I liked Ben Stokes's innings v. Sri Lanka. Faced one ball, the last of the allotted 20 overs, and hit it for 6. The ultimate 'cameo', exactly the sort of performance I always aspired to but, sadly for me, I had to face more than one ball and I didn't always connect quite as well with the second one.
But, closer to my heart, wallet and the all-important profit and loss account versus the bookmaker. Post-Cheltenham, I thought I'd have a rest until Aintree but you can't help having a look. And, if you have a look, one can persuade oneself to have a dabble. There was No Duffer, who I remembered seeing at Cheltenham last April well-backed and showing up well. So I thought, 8/1, second last time out, it might be his time of year. So, if I'm going to do that, there's a good favourite for a novice hurdle here, a sound proposition at Newton Abbot later on and we can round it all off with the much-vaunted California Chrome in the biggest prize anywhere in the world at Meydan.
It happened once before, some decades ago, Oh, I don't think I'll bother. Oh, go on, then. 

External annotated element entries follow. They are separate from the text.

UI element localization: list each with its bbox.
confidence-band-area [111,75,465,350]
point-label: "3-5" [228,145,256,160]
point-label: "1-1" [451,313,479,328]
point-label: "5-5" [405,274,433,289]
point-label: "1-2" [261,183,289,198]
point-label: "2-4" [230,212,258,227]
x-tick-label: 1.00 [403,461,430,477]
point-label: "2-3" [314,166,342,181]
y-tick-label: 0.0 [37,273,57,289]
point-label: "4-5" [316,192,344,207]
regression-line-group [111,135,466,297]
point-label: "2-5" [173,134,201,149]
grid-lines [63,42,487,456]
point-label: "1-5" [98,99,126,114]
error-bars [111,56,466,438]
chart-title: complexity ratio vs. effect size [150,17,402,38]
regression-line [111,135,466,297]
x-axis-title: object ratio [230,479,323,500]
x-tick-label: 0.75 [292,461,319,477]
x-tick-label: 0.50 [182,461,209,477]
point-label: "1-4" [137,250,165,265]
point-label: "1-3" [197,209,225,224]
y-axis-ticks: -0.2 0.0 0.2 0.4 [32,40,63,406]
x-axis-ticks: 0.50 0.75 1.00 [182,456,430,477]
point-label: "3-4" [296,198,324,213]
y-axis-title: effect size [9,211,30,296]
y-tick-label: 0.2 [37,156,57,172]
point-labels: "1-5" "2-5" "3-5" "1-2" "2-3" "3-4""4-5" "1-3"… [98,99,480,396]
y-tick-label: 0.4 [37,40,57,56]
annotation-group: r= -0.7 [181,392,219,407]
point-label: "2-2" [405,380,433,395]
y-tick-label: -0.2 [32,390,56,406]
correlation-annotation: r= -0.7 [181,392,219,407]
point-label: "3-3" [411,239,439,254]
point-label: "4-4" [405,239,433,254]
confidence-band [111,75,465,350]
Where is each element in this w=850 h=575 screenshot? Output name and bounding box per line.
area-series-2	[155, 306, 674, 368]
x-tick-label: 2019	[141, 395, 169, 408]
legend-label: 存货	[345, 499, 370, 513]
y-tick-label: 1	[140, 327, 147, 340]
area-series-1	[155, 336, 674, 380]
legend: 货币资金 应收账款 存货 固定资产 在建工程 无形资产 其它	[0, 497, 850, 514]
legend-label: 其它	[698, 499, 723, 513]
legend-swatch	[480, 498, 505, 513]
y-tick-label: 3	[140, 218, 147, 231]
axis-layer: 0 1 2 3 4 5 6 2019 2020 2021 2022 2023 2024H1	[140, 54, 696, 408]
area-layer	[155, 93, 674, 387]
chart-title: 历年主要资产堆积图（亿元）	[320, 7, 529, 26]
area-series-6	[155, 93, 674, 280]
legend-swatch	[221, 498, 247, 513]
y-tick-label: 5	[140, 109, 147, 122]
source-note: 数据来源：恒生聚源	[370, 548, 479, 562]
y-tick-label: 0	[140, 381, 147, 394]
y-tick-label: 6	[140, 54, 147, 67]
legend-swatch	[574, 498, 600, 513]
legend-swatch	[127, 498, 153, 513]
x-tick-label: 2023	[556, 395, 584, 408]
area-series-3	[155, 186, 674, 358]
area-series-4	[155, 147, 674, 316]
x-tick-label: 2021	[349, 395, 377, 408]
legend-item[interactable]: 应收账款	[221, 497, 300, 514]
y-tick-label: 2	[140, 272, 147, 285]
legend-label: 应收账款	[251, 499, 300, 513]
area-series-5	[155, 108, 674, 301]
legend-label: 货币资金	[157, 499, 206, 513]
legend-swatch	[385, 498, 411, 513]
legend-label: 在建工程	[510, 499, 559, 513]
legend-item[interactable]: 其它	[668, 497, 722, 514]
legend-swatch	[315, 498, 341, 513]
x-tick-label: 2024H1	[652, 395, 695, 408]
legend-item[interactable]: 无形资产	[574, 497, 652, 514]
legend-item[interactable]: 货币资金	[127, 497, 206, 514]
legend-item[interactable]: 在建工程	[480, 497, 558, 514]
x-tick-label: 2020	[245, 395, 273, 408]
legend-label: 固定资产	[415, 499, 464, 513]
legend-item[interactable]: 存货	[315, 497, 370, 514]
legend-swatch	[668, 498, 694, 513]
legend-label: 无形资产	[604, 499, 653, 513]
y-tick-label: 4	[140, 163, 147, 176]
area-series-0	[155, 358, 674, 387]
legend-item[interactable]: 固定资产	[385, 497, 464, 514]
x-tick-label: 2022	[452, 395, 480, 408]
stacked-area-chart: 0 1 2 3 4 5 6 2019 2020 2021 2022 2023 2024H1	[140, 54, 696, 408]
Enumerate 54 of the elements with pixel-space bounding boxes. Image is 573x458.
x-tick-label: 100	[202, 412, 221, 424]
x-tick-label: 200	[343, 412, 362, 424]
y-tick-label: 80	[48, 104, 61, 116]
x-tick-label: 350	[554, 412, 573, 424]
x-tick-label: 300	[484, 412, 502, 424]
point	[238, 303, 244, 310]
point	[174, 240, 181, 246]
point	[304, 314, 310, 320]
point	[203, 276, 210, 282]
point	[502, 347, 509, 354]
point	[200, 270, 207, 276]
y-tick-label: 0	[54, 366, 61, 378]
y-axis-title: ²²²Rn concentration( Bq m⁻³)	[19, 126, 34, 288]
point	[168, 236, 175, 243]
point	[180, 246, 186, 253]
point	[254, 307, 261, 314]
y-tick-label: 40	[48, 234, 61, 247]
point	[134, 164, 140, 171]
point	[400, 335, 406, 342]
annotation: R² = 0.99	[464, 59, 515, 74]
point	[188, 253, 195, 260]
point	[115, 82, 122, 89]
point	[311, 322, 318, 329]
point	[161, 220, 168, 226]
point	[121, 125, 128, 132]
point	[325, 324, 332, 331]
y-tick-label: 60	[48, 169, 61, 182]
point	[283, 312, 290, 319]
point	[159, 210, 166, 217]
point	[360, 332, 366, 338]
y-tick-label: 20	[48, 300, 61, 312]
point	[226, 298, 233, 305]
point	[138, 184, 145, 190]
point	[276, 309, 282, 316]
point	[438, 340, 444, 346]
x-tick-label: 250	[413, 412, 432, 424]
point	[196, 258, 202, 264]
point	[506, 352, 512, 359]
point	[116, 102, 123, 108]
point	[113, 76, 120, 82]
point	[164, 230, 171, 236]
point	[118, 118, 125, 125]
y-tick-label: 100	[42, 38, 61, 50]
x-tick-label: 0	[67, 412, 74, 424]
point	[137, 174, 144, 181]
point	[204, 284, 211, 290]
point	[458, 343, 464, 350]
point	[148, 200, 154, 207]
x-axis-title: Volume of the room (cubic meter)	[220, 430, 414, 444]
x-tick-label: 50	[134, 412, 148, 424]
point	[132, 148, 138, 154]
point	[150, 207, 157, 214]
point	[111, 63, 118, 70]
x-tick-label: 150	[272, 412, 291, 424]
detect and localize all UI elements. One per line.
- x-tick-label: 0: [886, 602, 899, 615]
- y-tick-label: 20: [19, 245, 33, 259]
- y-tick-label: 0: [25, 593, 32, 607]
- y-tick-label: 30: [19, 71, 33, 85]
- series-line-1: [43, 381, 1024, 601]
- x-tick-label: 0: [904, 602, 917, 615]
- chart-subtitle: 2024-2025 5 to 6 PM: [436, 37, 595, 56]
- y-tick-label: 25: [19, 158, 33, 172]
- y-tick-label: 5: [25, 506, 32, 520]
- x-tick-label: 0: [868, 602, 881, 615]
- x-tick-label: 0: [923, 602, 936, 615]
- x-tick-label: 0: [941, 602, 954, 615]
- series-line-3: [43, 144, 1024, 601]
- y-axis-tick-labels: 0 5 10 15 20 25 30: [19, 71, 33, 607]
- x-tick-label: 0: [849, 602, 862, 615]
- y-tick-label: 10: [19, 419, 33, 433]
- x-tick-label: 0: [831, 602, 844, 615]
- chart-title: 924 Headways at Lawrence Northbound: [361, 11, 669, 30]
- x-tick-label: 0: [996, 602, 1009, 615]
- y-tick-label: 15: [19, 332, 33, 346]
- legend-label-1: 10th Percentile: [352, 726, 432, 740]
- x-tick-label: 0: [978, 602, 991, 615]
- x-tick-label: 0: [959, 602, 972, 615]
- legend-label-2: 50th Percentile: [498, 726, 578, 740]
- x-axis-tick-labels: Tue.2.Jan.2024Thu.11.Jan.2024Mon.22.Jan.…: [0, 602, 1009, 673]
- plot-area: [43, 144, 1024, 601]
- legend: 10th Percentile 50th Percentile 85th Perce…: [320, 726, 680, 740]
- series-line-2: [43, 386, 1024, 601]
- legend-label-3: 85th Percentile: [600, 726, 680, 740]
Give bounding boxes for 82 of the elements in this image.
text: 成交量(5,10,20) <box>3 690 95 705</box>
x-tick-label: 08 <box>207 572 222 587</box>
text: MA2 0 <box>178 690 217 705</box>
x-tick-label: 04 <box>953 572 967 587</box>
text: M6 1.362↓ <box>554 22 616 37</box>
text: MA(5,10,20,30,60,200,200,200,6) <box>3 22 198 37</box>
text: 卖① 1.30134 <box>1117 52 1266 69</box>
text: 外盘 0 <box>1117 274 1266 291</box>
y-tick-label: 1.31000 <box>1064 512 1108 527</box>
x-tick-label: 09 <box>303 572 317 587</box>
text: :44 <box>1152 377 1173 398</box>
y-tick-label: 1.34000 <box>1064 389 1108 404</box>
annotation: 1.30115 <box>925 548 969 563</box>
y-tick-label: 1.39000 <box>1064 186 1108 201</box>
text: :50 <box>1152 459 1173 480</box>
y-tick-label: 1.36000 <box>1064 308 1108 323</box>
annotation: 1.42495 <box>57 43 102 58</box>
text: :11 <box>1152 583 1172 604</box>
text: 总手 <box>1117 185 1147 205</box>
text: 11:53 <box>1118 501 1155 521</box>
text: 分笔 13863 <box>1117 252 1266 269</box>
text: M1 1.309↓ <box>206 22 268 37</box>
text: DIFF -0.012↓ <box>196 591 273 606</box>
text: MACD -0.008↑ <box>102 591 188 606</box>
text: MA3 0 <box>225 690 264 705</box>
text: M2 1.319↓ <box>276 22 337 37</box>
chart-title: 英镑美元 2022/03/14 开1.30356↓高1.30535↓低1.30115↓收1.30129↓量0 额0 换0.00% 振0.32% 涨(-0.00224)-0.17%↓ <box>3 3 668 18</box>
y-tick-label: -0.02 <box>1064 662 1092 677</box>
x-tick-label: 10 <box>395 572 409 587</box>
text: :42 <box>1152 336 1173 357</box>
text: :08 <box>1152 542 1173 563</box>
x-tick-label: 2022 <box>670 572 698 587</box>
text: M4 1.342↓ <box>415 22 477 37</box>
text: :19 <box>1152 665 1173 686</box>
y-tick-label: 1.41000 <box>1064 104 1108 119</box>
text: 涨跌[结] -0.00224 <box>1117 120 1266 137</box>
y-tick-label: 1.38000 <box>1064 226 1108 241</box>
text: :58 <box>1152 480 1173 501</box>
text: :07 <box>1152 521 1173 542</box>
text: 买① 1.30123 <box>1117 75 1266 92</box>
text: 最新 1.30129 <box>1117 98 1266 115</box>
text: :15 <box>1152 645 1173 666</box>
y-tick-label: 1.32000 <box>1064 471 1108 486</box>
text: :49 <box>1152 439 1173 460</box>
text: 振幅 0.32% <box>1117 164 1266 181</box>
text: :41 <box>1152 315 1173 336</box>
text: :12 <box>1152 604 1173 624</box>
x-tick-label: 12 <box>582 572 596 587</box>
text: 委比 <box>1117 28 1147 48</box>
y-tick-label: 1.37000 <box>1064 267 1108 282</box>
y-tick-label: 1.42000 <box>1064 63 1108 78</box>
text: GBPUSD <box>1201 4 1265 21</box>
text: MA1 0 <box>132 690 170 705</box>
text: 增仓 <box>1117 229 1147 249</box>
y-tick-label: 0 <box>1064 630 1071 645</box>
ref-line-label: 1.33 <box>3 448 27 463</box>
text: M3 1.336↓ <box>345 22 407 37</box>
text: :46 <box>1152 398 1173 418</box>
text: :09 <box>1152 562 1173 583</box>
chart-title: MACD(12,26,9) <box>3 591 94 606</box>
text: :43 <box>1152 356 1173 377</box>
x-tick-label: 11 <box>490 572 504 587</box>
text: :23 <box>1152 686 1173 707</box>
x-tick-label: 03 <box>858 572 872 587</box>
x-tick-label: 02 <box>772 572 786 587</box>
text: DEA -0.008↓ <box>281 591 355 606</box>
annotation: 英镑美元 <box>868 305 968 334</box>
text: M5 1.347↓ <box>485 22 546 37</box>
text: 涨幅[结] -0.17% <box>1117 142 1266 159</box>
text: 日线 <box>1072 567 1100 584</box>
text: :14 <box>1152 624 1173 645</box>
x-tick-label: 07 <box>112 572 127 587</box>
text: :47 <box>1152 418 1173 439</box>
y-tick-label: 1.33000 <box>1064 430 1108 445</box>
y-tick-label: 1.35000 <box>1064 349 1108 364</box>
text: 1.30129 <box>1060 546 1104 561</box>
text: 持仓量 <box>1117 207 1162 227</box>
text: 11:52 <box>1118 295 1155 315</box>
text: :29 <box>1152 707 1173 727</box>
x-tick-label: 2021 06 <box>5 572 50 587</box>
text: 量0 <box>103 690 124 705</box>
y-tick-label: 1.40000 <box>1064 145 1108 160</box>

And they all won very impressively and one feels like Sgt. Bilko in a famous episode in which he believes that he has the Midas touch and nothing can possibly go wrong. Just for one day, you somehow know that you are going to win. Odds of 6/5, 8/1, 5/2 and 2/1 multiply up to roughly 200/1 so it's a pity I hadn't come up with this 4 out of 4 coup after long hours of study and actually believed in it or else I migt have invested appropriately. But, just the same as when it all goes wrong, it is only money but California Chrome, who brought it all together at the end, can have his picture on here by way of showing my gratitude.